The second season of Sudeep Sharma’s ‘Kohrra’ continues the critically acclaimed Punjabi Noir police procedural’s ongoing attempt to look beyond postcard Punjab, tracing the shadows beneath its fields and families. Building on the social realism of the first season, the second season opens with the murder of an NRI woman in her brother’s barn, pulling officers Dhanwant Kaur (Mona Singh) and Amarpal Garundi (Barun Sobti) into a web of caste tension, patriarchal inheritance battles, and the exploitation of migrant workers from Bihar and Jharkhand.
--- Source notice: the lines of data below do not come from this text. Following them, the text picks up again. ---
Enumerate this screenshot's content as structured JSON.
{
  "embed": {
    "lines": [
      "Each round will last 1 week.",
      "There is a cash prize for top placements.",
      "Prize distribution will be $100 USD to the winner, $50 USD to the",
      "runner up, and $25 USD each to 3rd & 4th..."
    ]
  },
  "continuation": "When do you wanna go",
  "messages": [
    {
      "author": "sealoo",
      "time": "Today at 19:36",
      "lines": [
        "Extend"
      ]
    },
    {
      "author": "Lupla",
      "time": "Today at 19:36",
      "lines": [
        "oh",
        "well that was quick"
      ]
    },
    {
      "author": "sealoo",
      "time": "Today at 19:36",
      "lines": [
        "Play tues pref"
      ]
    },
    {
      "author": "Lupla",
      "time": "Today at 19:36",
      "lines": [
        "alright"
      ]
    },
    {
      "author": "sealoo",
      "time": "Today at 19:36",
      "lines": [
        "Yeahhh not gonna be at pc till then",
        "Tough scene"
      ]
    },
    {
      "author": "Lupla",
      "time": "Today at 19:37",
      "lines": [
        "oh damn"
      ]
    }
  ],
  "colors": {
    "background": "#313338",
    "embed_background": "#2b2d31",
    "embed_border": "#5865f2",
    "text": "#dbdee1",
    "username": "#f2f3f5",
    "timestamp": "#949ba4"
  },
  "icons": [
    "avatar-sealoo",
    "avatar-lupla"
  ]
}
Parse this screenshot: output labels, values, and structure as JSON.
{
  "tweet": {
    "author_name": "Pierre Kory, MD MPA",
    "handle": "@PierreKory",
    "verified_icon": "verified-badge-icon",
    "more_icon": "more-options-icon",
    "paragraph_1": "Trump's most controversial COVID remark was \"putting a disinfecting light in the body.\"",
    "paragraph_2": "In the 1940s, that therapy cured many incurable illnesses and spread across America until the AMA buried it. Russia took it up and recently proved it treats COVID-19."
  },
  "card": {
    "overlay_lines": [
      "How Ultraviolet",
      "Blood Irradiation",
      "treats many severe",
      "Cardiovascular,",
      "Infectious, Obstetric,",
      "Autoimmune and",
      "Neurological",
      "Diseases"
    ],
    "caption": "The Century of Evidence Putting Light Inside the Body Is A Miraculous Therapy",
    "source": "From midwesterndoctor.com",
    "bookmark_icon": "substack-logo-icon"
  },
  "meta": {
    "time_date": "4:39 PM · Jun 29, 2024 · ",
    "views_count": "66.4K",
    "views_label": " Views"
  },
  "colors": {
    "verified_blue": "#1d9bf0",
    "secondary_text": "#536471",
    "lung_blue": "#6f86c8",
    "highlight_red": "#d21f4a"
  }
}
As the investigation widens, hidden resentments within families surface, alongside memories of insurgency-era violence and the precarity of farm and brick-kiln workers. Mona Singh delivers a standout performance as a stoic cop carrying private grief, matched by Pradhuman Singh Mall’s affecting turn as her broken husband. The textured milieu, lived-in dialects, and emotionally grounded character arcs makes Kohrra Season 2 a resonant, compelling watch.
‘Kohrra Season 2’ is currently streaming on Netflix.